Conducting a SWOT analysis periodically allows you to consider all of your business’s strengths, weaknesses, opportunities, and threats as you fine-tune your business strategy.

Swot 101

A Strengths, Weaknesses, Opportunities, and Threats (SWOT) analysis typically consists of a grid to help identify these important components:

  • Strength – a positive, internal aspect of your business that’s within your control. A strength could be something that your business is great at, your team’s knowledge and experience, your access to credit or your intellectual property or location.

  • Weakness – a negative, internal aspect of your business that’s within your control. A weakness might be uninterested staff, a lack of experience, a heavy debt, tax burden or obsolete technology.

  • Opportunity – similar to strengths except they’re external, positive factors that could be leveraged to your business’s advantage. For example, an extended drought could be considered an opportunity if your business produces water-saving devices.
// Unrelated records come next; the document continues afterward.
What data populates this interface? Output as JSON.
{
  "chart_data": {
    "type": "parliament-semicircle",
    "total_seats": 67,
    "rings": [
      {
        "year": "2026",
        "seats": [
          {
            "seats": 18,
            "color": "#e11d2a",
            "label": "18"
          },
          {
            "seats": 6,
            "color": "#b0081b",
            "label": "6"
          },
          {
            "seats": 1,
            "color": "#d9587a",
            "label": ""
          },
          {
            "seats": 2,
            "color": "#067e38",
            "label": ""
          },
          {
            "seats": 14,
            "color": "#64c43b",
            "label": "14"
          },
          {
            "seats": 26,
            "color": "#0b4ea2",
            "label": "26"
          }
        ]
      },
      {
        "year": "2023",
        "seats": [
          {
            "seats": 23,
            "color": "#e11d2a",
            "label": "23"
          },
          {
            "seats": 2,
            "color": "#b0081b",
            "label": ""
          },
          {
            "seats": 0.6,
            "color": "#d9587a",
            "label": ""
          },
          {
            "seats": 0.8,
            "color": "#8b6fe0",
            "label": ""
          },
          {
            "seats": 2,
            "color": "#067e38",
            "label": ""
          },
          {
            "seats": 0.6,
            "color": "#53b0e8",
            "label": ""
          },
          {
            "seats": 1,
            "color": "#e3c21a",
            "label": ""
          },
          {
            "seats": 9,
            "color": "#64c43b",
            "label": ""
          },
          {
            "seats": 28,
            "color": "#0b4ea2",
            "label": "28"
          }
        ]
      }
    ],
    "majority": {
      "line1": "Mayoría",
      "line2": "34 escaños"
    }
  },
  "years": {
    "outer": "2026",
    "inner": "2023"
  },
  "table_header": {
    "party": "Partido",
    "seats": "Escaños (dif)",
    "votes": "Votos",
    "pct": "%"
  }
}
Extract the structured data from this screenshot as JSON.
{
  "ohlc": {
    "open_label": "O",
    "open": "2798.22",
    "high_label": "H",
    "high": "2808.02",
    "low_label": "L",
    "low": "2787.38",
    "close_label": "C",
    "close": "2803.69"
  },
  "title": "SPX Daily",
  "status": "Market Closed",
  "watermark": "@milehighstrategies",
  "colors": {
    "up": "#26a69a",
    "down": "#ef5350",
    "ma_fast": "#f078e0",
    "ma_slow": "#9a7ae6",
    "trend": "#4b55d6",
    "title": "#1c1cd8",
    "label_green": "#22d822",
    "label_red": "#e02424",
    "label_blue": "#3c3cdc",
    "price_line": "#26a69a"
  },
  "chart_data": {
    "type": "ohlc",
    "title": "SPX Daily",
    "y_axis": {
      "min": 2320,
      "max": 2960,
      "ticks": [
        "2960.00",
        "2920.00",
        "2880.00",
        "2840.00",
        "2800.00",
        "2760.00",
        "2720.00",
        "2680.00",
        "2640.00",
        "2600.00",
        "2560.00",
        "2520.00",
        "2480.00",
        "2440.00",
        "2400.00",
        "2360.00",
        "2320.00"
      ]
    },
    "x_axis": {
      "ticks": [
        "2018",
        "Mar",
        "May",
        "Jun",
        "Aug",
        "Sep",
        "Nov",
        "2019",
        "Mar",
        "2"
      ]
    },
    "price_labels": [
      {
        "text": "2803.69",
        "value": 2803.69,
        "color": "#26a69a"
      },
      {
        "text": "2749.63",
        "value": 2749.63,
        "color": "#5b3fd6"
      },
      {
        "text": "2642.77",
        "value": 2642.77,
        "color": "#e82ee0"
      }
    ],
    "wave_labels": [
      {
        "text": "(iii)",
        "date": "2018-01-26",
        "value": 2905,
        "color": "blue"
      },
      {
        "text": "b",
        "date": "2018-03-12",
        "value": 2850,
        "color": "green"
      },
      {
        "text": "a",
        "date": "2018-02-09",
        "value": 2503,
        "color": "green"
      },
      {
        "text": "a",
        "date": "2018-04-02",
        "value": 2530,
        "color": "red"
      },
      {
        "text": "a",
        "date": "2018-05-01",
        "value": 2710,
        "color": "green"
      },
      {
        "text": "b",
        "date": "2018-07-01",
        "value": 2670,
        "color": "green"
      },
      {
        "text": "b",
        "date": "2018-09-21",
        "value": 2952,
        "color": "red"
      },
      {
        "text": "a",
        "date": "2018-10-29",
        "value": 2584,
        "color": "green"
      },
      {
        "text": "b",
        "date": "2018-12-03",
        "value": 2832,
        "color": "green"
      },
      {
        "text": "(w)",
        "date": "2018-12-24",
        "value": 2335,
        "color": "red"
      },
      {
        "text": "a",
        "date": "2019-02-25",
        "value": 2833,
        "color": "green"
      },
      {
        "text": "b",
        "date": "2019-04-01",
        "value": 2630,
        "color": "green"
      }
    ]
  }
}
  • Threat – similar to weaknesses except they’re external, negative factors that could harm your business. For example, the same extended drought could be considered a threat if your business sells thirsty tropical plants or turf.
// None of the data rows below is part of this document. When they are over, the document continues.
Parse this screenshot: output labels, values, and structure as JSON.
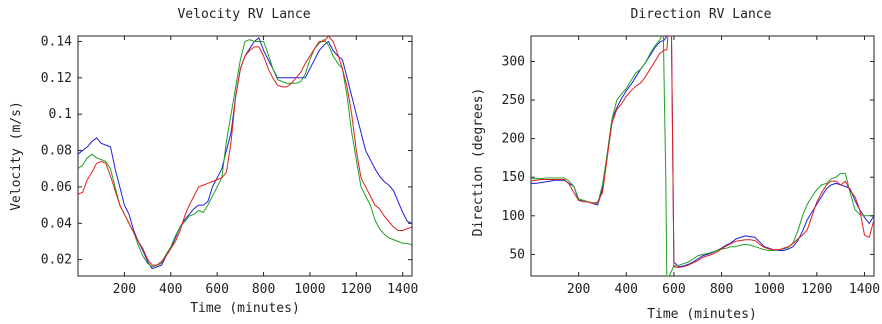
{
  "chart_data": [
    {
      "type": "line",
      "title": "Velocity RV Lance",
      "xlabel": "Time (minutes)",
      "ylabel": "Velocity (m/s)",
      "xlim": [
        0,
        1440
      ],
      "ylim": [
        0.011,
        0.143
      ],
      "xticks": [
        200,
        400,
        600,
        800,
        1000,
        1200,
        1400
      ],
      "yticks": [
        0.02,
        0.04,
        0.06,
        0.08,
        0.1,
        0.12,
        0.14
      ],
      "yticklabels": [
        "0.02",
        "0.04",
        "0.06",
        "0.08",
        "0.1",
        "0.12",
        "0.14"
      ],
      "grid": false,
      "series": [
        {
          "color": "#2020e0",
          "x": [
            0,
            20,
            40,
            60,
            80,
            100,
            120,
            140,
            160,
            180,
            200,
            220,
            240,
            260,
            280,
            300,
            320,
            340,
            360,
            380,
            400,
            420,
            440,
            460,
            480,
            500,
            520,
            540,
            560,
            580,
            600,
            620,
            640,
            660,
            680,
            700,
            720,
            740,
            760,
            780,
            800,
            820,
            840,
            860,
            880,
            900,
            920,
            940,
            960,
            980,
            1000,
            1020,
            1040,
            1060,
            1080,
            1100,
            1120,
            1140,
            1160,
            1180,
            1200,
            1220,
            1240,
            1260,
            1280,
            1300,
            1320,
            1340,
            1360,
            1380,
            1400,
            1420,
            1440
          ],
          "y": [
            0.078,
            0.08,
            0.082,
            0.085,
            0.087,
            0.084,
            0.083,
            0.082,
            0.07,
            0.06,
            0.05,
            0.045,
            0.036,
            0.03,
            0.025,
            0.019,
            0.015,
            0.016,
            0.017,
            0.022,
            0.026,
            0.032,
            0.038,
            0.042,
            0.045,
            0.048,
            0.05,
            0.05,
            0.052,
            0.06,
            0.065,
            0.07,
            0.08,
            0.09,
            0.11,
            0.125,
            0.132,
            0.136,
            0.14,
            0.142,
            0.135,
            0.13,
            0.125,
            0.12,
            0.12,
            0.12,
            0.12,
            0.12,
            0.12,
            0.12,
            0.125,
            0.13,
            0.135,
            0.138,
            0.14,
            0.135,
            0.132,
            0.13,
            0.12,
            0.11,
            0.1,
            0.09,
            0.08,
            0.075,
            0.07,
            0.066,
            0.063,
            0.061,
            0.058,
            0.052,
            0.046,
            0.041,
            0.04
          ]
        },
        {
          "color": "#20a020",
          "x": [
            0,
            20,
            40,
            60,
            80,
            100,
            120,
            140,
            160,
            180,
            200,
            220,
            240,
            260,
            280,
            300,
            320,
            340,
            360,
            380,
            400,
            420,
            440,
            460,
            480,
            500,
            520,
            540,
            560,
            580,
            600,
            620,
            640,
            660,
            680,
            700,
            720,
            740,
            760,
            780,
            800,
            820,
            840,
            860,
            880,
            900,
            920,
            940,
            960,
            980,
            1000,
            1020,
            1040,
            1060,
            1080,
            1100,
            1120,
            1140,
            1160,
            1180,
            1200,
            1220,
            1240,
            1260,
            1280,
            1300,
            1320,
            1340,
            1360,
            1380,
            1400,
            1420,
            1440
          ],
          "y": [
            0.07,
            0.072,
            0.076,
            0.078,
            0.076,
            0.075,
            0.074,
            0.07,
            0.06,
            0.05,
            0.045,
            0.04,
            0.035,
            0.028,
            0.022,
            0.018,
            0.016,
            0.017,
            0.018,
            0.023,
            0.027,
            0.033,
            0.038,
            0.041,
            0.044,
            0.045,
            0.047,
            0.046,
            0.05,
            0.055,
            0.06,
            0.065,
            0.085,
            0.1,
            0.115,
            0.13,
            0.14,
            0.141,
            0.14,
            0.14,
            0.14,
            0.133,
            0.125,
            0.119,
            0.118,
            0.117,
            0.117,
            0.117,
            0.118,
            0.122,
            0.13,
            0.136,
            0.139,
            0.141,
            0.138,
            0.132,
            0.128,
            0.125,
            0.11,
            0.09,
            0.075,
            0.06,
            0.055,
            0.05,
            0.042,
            0.037,
            0.034,
            0.032,
            0.031,
            0.03,
            0.029,
            0.029,
            0.028
          ]
        },
        {
          "color": "#e02020",
          "x": [
            0,
            20,
            40,
            60,
            80,
            100,
            120,
            140,
            160,
            180,
            200,
            220,
            240,
            260,
            280,
            300,
            320,
            340,
            360,
            380,
            400,
            420,
            440,
            460,
            480,
            500,
            520,
            540,
            560,
            580,
            600,
            620,
            640,
            660,
            680,
            700,
            720,
            740,
            760,
            780,
            800,
            820,
            840,
            860,
            880,
            900,
            920,
            940,
            960,
            980,
            1000,
            1020,
            1040,
            1060,
            1080,
            1100,
            1120,
            1140,
            1160,
            1180,
            1200,
            1220,
            1240,
            1260,
            1280,
            1300,
            1320,
            1340,
            1360,
            1380,
            1400,
            1420,
            1440
          ],
          "y": [
            0.056,
            0.057,
            0.064,
            0.068,
            0.073,
            0.074,
            0.073,
            0.066,
            0.058,
            0.05,
            0.045,
            0.04,
            0.035,
            0.03,
            0.026,
            0.02,
            0.017,
            0.017,
            0.019,
            0.022,
            0.026,
            0.03,
            0.036,
            0.044,
            0.05,
            0.055,
            0.06,
            0.061,
            0.062,
            0.063,
            0.064,
            0.065,
            0.068,
            0.085,
            0.11,
            0.125,
            0.132,
            0.135,
            0.137,
            0.137,
            0.132,
            0.125,
            0.12,
            0.116,
            0.115,
            0.115,
            0.117,
            0.12,
            0.123,
            0.128,
            0.132,
            0.136,
            0.14,
            0.14,
            0.143,
            0.14,
            0.133,
            0.125,
            0.115,
            0.1,
            0.08,
            0.065,
            0.06,
            0.055,
            0.05,
            0.048,
            0.044,
            0.041,
            0.038,
            0.036,
            0.036,
            0.037,
            0.038
          ]
        }
      ]
    },
    {
      "type": "line",
      "title": "Direction RV Lance",
      "xlabel": "Time (minutes)",
      "ylabel": "Direction (degrees)",
      "xlim": [
        0,
        1440
      ],
      "ylim": [
        22,
        333
      ],
      "xticks": [
        200,
        400,
        600,
        800,
        1000,
        1200,
        1400
      ],
      "yticks": [
        50,
        100,
        150,
        200,
        250,
        300
      ],
      "yticklabels": [
        "50",
        "100",
        "150",
        "200",
        "250",
        "300"
      ],
      "grid": false,
      "series": [
        {
          "color": "#2020e0",
          "x": [
            0,
            20,
            40,
            60,
            80,
            100,
            120,
            140,
            160,
            180,
            200,
            220,
            240,
            260,
            280,
            300,
            320,
            340,
            360,
            380,
            400,
            420,
            440,
            460,
            480,
            500,
            520,
            540,
            560,
            570,
            575,
            580,
            590,
            600,
            620,
            640,
            660,
            680,
            700,
            720,
            740,
            760,
            780,
            800,
            820,
            840,
            860,
            880,
            900,
            920,
            940,
            960,
            980,
            1000,
            1020,
            1040,
            1060,
            1080,
            1100,
            1120,
            1140,
            1160,
            1180,
            1200,
            1220,
            1240,
            1260,
            1280,
            1300,
            1320,
            1340,
            1360,
            1380,
            1400,
            1420,
            1440
          ],
          "y": [
            142,
            142,
            143,
            144,
            145,
            146,
            146,
            146,
            142,
            138,
            120,
            120,
            118,
            116,
            114,
            135,
            180,
            225,
            240,
            252,
            262,
            270,
            280,
            290,
            298,
            308,
            318,
            325,
            328,
            333,
            333,
            333,
            333,
            40,
            34,
            35,
            37,
            40,
            44,
            48,
            50,
            52,
            55,
            58,
            62,
            65,
            70,
            72,
            74,
            73,
            72,
            66,
            60,
            58,
            56,
            55,
            55,
            57,
            60,
            68,
            80,
            95,
            105,
            115,
            125,
            135,
            140,
            142,
            140,
            138,
            135,
            120,
            108,
            98,
            90,
            100
          ]
        },
        {
          "color": "#20a020",
          "x": [
            0,
            20,
            40,
            60,
            80,
            100,
            120,
            140,
            160,
            180,
            200,
            220,
            240,
            260,
            280,
            300,
            320,
            340,
            360,
            380,
            400,
            420,
            440,
            460,
            480,
            500,
            520,
            540,
            550,
            556,
            560,
            566,
            570,
            580,
            600,
            620,
            640,
            660,
            680,
            700,
            720,
            740,
            760,
            780,
            800,
            820,
            840,
            860,
            880,
            900,
            920,
            940,
            960,
            980,
            1000,
            1020,
            1040,
            1060,
            1080,
            1100,
            1120,
            1140,
            1160,
            1180,
            1200,
            1220,
            1240,
            1260,
            1280,
            1300,
            1320,
            1340,
            1360,
            1380,
            1400,
            1420,
            1440
          ],
          "y": [
            148,
            148,
            148,
            149,
            149,
            149,
            149,
            149,
            145,
            138,
            122,
            120,
            118,
            117,
            116,
            140,
            180,
            225,
            250,
            258,
            265,
            275,
            285,
            290,
            298,
            310,
            320,
            328,
            333,
            333,
            250,
            150,
            22,
            22,
            35,
            36,
            38,
            40,
            44,
            48,
            50,
            51,
            53,
            55,
            57,
            58,
            60,
            60,
            62,
            63,
            62,
            60,
            58,
            56,
            55,
            55,
            56,
            57,
            59,
            65,
            80,
            100,
            115,
            125,
            134,
            140,
            142,
            148,
            150,
            155,
            155,
            130,
            108,
            102,
            100,
            100,
            100
          ]
        },
        {
          "color": "#e02020",
          "x": [
            0,
            20,
            40,
            60,
            80,
            100,
            120,
            140,
            160,
            180,
            200,
            220,
            240,
            260,
            280,
            300,
            320,
            340,
            360,
            380,
            400,
            420,
            440,
            460,
            480,
            500,
            520,
            540,
            560,
            570,
            575,
            580,
            590,
            600,
            620,
            640,
            660,
            680,
            700,
            720,
            740,
            760,
            780,
            800,
            820,
            840,
            860,
            880,
            900,
            920,
            940,
            960,
            980,
            1000,
            1020,
            1040,
            1060,
            1080,
            1100,
            1120,
            1140,
            1160,
            1180,
            1200,
            1220,
            1240,
            1260,
            1280,
            1300,
            1320,
            1340,
            1360,
            1380,
            1400,
            1420,
            1440
          ],
          "y": [
            145,
            146,
            147,
            147,
            147,
            147,
            147,
            147,
            141,
            130,
            120,
            118,
            118,
            116,
            118,
            130,
            175,
            220,
            238,
            245,
            255,
            262,
            268,
            272,
            280,
            290,
            300,
            310,
            315,
            315,
            333,
            333,
            333,
            34,
            33,
            34,
            36,
            39,
            42,
            46,
            48,
            50,
            53,
            57,
            61,
            64,
            67,
            68,
            69,
            69,
            68,
            63,
            59,
            57,
            56,
            56,
            58,
            60,
            64,
            70,
            75,
            82,
            100,
            118,
            130,
            140,
            145,
            145,
            140,
            145,
            132,
            125,
            108,
            75,
            72,
            95
          ]
        }
      ]
    }
  ]
}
The SWOT analysis template, which you can download for free, provides you with an easy way to break down an issue based on your business’s specific strengths, weaknesses, opportunities, and threats.
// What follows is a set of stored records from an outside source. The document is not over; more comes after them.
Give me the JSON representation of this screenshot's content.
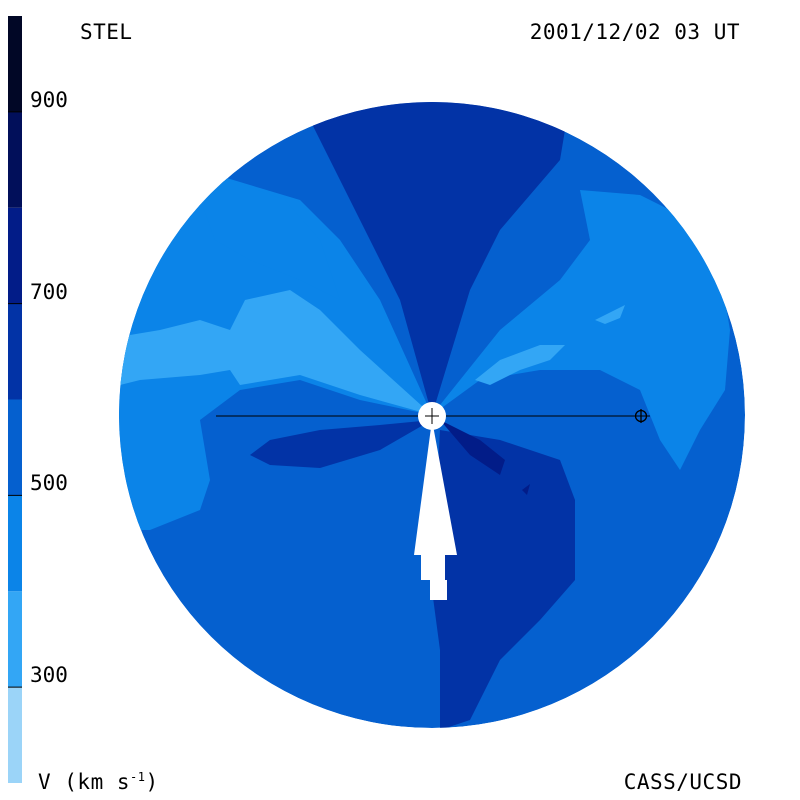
{
  "header": {
    "observatory": "STEL",
    "datetime": "2001/12/02 03 UT"
  },
  "footer": {
    "unit_prefix": "V (km s",
    "unit_exp": "-1",
    "unit_suffix": ")",
    "institution": "CASS/UCSD"
  },
  "colorbar": {
    "min": 200,
    "max": 1000,
    "tick_labels": [
      "900",
      "700",
      "500",
      "300"
    ],
    "tick_values": [
      900,
      700,
      500,
      300
    ],
    "bands": [
      {
        "from": 200,
        "to": 300,
        "color": "#9bd4f8"
      },
      {
        "from": 300,
        "to": 400,
        "color": "#33a6f5"
      },
      {
        "from": 400,
        "to": 500,
        "color": "#0b84e8"
      },
      {
        "from": 500,
        "to": 600,
        "color": "#0560cf"
      },
      {
        "from": 600,
        "to": 700,
        "color": "#0233a6"
      },
      {
        "from": 700,
        "to": 800,
        "color": "#021c88"
      },
      {
        "from": 800,
        "to": 900,
        "color": "#010f5a"
      },
      {
        "from": 900,
        "to": 1000,
        "color": "#010726"
      }
    ]
  },
  "map": {
    "background_color": "#0560cf",
    "markers": [
      "sun-marker",
      "earth-marker"
    ]
  }
}
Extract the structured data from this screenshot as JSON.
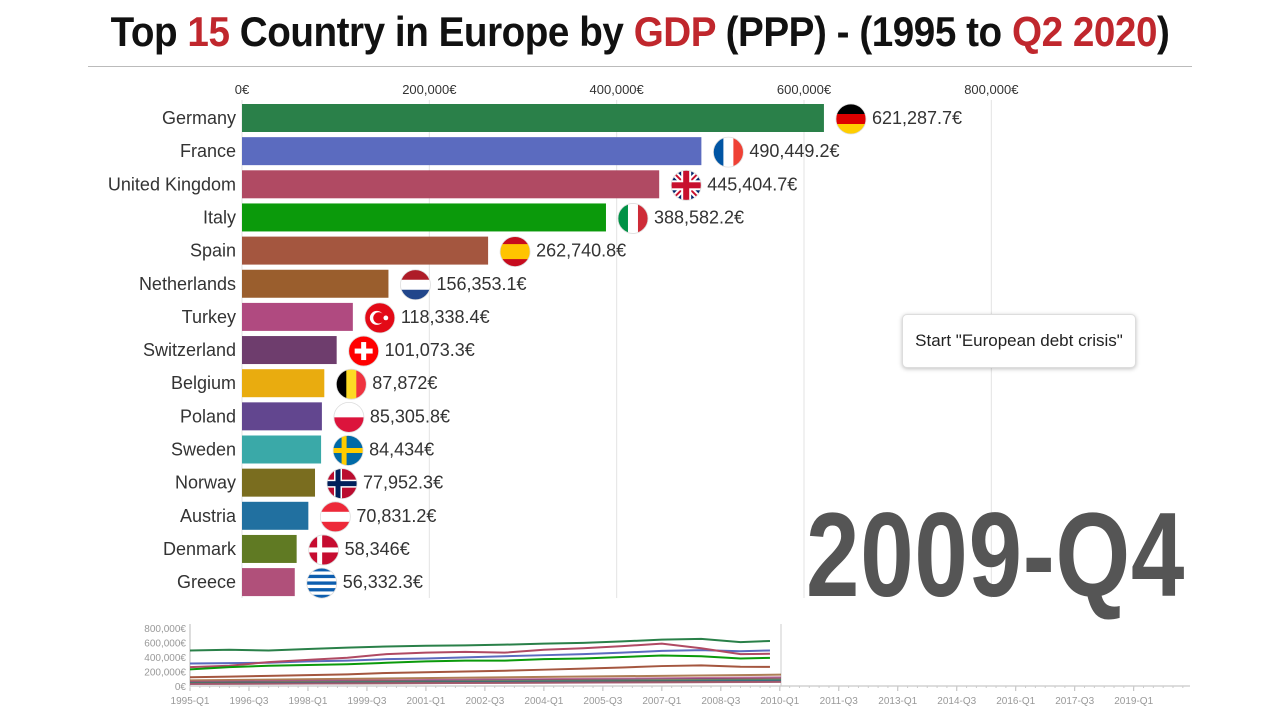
{
  "title_parts": [
    {
      "text": "Top ",
      "red": false
    },
    {
      "text": "15",
      "red": true
    },
    {
      "text": " Country in Europe by ",
      "red": false
    },
    {
      "text": "GDP",
      "red": true
    },
    {
      "text": " (PPP) - (1995 to ",
      "red": false
    },
    {
      "text": "Q2 2020",
      "red": true
    },
    {
      "text": ")",
      "red": false
    }
  ],
  "tooltip": "Start \"European debt crisis\"",
  "period": "2009-Q4",
  "chart_data": [
    {
      "type": "bar",
      "orientation": "horizontal",
      "xlim": [
        0,
        800000
      ],
      "x_ticks": [
        0,
        200000,
        400000,
        600000,
        800000
      ],
      "x_tick_labels": [
        "0€",
        "200,000€",
        "400,000€",
        "600,000€",
        "800,000€"
      ],
      "grid": true,
      "categories": [
        "Germany",
        "France",
        "United Kingdom",
        "Italy",
        "Spain",
        "Netherlands",
        "Turkey",
        "Switzerland",
        "Belgium",
        "Poland",
        "Sweden",
        "Norway",
        "Austria",
        "Denmark",
        "Greece"
      ],
      "values": [
        621287.7,
        490449.2,
        445404.7,
        388582.2,
        262740.8,
        156353.1,
        118338.4,
        101073.3,
        87872,
        85305.8,
        84434,
        77952.3,
        70831.2,
        58346,
        56332.3
      ],
      "value_labels": [
        "621,287.7€",
        "490,449.2€",
        "445,404.7€",
        "388,582.2€",
        "262,740.8€",
        "156,353.1€",
        "118,338.4€",
        "101,073.3€",
        "87,872€",
        "85,305.8€",
        "84,434€",
        "77,952.3€",
        "70,831.2€",
        "58,346€",
        "56,332.3€"
      ],
      "colors": [
        "#2a8049",
        "#5b6bbf",
        "#b04a63",
        "#0b9a0b",
        "#a4563f",
        "#9a5e2d",
        "#b04a80",
        "#6e3d6d",
        "#e9ac0f",
        "#62468f",
        "#3aa9a8",
        "#7a6d1f",
        "#2170a0",
        "#607a23",
        "#b0507a"
      ],
      "flags": [
        "de",
        "fr",
        "gb",
        "it",
        "es",
        "nl",
        "tr",
        "ch",
        "be",
        "pl",
        "se",
        "no",
        "at",
        "dk",
        "gr"
      ]
    },
    {
      "type": "line",
      "ylim": [
        0,
        800000
      ],
      "y_tick_labels": [
        "800,000€",
        "600,000€",
        "400,000€",
        "200,000€",
        "0€"
      ],
      "y_ticks": [
        800000,
        600000,
        400000,
        200000,
        0
      ],
      "x_tick_labels": [
        "1995-Q1",
        "1996-Q3",
        "1998-Q1",
        "1999-Q3",
        "2001-Q1",
        "2002-Q3",
        "2004-Q1",
        "2005-Q3",
        "2007-Q1",
        "2008-Q3",
        "2010-Q1",
        "2011-Q3",
        "2013-Q1",
        "2014-Q3",
        "2016-Q1",
        "2017-Q3",
        "2019-Q1"
      ],
      "x": [
        "1995",
        "1996",
        "1997",
        "1998",
        "1999",
        "2000",
        "2001",
        "2002",
        "2003",
        "2004",
        "2005",
        "2006",
        "2007",
        "2008",
        "2009",
        "2009-Q4"
      ],
      "series": [
        {
          "values": [
            490000,
            500000,
            490000,
            510000,
            530000,
            545000,
            555000,
            560000,
            570000,
            585000,
            595000,
            615000,
            640000,
            650000,
            605000,
            621000
          ],
          "color": "#2a8049"
        },
        {
          "values": [
            310000,
            315000,
            320000,
            340000,
            350000,
            370000,
            380000,
            395000,
            410000,
            425000,
            440000,
            460000,
            485000,
            495000,
            480000,
            490000
          ],
          "color": "#5b6bbf"
        },
        {
          "values": [
            260000,
            280000,
            330000,
            360000,
            390000,
            440000,
            460000,
            470000,
            460000,
            500000,
            520000,
            550000,
            585000,
            520000,
            440000,
            445000
          ],
          "color": "#b04a63"
        },
        {
          "values": [
            230000,
            260000,
            280000,
            290000,
            300000,
            320000,
            340000,
            350000,
            350000,
            370000,
            380000,
            400000,
            420000,
            410000,
            380000,
            388000
          ],
          "color": "#0b9a0b"
        },
        {
          "values": [
            120000,
            130000,
            140000,
            150000,
            160000,
            180000,
            190000,
            200000,
            210000,
            225000,
            240000,
            255000,
            275000,
            285000,
            265000,
            263000
          ],
          "color": "#a4563f"
        }
      ]
    }
  ]
}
Use the template to analyse a single issue. We recommend identifying the issue and presenting it as a short, easy-to-understand sentence such as:

  • export widgets to Thailand

  • print product labels in-house

  • license our products to third parties.

Once the issue being assessed has been defined, the SWOT analysis template can be used to consider various criteria. Criteria for consideration could be resources, quality control and business capability, competitors, market demand, political effects, partnerships, and even legislative effects. This is along with any relevant strengths, weaknesses, opportunities, and threats, of course.

Identify some of the most important criteria where businesses are either strong or weak. Identify criteria that may pose either an opportunity or a threat. These considerations should prompt you to think about your business’s strengths, weaknesses, opportunities, and threats as they relate to the issue being analysed. These prompts may surprise you, revealing insights you might not have considered otherwise.

After conducting your SWOT analysis, you’ll have a set of objective insights that you can use to make smarter strategic decisions.

How to use the swot analysis template

Using a SWOT analysis template is easy. Here are a few steps you can follow:

Step 1

Define the issue that you’re assessing. 

Step 2

Determine if your business is strong or weak. Enter your strengths and weaknesses accordingly. 

Step 3

Determine whether an opportunity or threat exists. Again, if you think of any other external factors that could pose either an opportunity or threat, add them to your analysis.

Step 4

Analyse your strengths and weaknesses. Ask yourself:

  • Are there any strengths that you’re underutilising?

  • Do you have any weaknesses that you could easily fix?

Step 5

Analyse your opportunities and threats. Ask yourself:

  • Are there any opportunities you could use to your business’s advantage?

  • Do your strengths support such a move?

  • Will you need to strengthen your weaknesses in order to leverage an opportunity?

  • How might the threats you’ve identified affect your business?

  • What steps can you take to mitigate those threats?

  • Is it possible to turn those threats into an opportunity?

Spending time analysing your strengths, weaknesses, opportunities, and threats is a worthwhile activity that aids in decision-making and strategic planning.

Use a SWOT analysis template whenever you have a decision to make – or when you want to ensure your business is taking advantage of its strengths and opportunities while minimising its weaknesses and threats.